Сзади раздался приглушённый свисток. В темноте ночи, в напряжённости ожидания, что нужно делать что-то, он показался громким и тревожным. В цепи все приподняли головы.
– Цепи, вперёд!..
Все как один встали, взяли ружья наперевес и пошли навстречу пушечным громам. Ноги уже не чуяли глубины снега, усталость ночного движения пропала, нет больше и холодной мглистости ночи. Точно бесплотными стали «литовцы», бесплотными и невесомыми. Как духи скользили они поверх снега. Душа овладела телом и понесла его навстречу смерти. Падали раненые и убитые, но никто не обращал на них внимания. Те, кто идёт сзади, – подберут.
Шли прямо на двенадцать огненных жерл, непрестанно бивших, жарким огнём дышавших навстречу батальону.
Ещё невидимые в ночи, пушки обнаруживали себя вспышками огня. И то, что звук выстрела раздавался одновременно со вспышкой и уже наносило на цепи едким запахом порохового дыма, показывало близость батареи.
Полевая дорога с буграми и канавами, засыпанными снегом, пересекала путь «литовцев». Цепи залегли по канавам и открыли частый огонь по вспышкам орудийной канонады.

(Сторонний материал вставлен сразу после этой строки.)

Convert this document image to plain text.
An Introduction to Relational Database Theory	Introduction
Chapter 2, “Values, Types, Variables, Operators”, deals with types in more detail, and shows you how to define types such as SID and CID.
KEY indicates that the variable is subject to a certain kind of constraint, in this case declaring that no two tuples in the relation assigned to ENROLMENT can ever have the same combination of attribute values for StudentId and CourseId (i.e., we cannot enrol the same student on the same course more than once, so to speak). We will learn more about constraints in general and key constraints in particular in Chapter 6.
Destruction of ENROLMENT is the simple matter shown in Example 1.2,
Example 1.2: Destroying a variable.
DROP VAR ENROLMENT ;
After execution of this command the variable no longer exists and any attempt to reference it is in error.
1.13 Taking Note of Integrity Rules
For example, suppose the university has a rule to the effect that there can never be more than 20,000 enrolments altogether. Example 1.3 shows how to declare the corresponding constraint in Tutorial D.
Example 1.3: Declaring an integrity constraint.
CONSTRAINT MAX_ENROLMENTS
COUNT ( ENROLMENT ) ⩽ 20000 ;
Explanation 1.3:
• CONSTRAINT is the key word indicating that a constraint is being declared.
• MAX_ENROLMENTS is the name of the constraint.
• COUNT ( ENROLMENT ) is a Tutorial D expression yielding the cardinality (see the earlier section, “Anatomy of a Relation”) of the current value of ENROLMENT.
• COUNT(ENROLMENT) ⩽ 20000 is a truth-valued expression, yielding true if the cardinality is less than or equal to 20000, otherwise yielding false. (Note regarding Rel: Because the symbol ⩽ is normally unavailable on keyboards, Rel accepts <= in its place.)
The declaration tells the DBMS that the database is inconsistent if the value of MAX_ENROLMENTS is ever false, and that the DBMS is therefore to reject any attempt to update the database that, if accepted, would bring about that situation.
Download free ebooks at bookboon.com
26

Сзади всё подходили и подходили люди и вливались в цепь. Ротные поддержки и батальонный резерв вошли в первую линию. Цепь густела. Солдаты лежали плотно, плечо к плечу, локоть к локтю, и в бешеной стрельбе, в сознании, что они не одиноки, казалось, забыли про опасность.
Турецкая батарея вдруг сразу смолкла… Прошло мгновение ужаснейшей, предсмертной тишины, более страшной, чем огонь, бывший раньше. И раздался залп. Турки ударили картечью.
Болотневу показалось, что земля поднялась перед ним дыбом, что пламя опалит его и всех, кто был подле. Тысячи пуль визгнули над снегом. Снег встал вихрем, земля посыпалась в лицо. Болотневу стало казаться, что вместе со снегом и землёй сметён и весь Литовский полк.
И опять на мгновение настала тишина. В неё вошёл звенящий звук горна. От 2-го батальона подали сигнал «атака!».
Тогда раздалось ужасное, громче пушечных громов, «ура!». Все вскочили на ноги и бросились на пышущие пламенем жерла пушек. Турецкая прислуга орудий встретила атакующих в сабли. Сзади бежали на выручку роты прикрытия.
Тогда настал миг – Болотнев явственно ощутил его – миг мгновенной душевной боли, страшной удручающей тоски. Стало ясно: всё пропало! Всё ни к чему! Впереди гибель. Слишком много турок, слишком мало наших. Осталось одно – бежать. Болотнев ожидал крика – «Спасайся, кто может!» – и сам готов был дико, по-заячьи, завизжать… Но вдруг с левого фланга раздался ликующий, радостный, захлёбывающийся от счастья победы голос:
– Считай орудия!!
Это крикнул юноша, подпоручик восьмой роты Суликовский.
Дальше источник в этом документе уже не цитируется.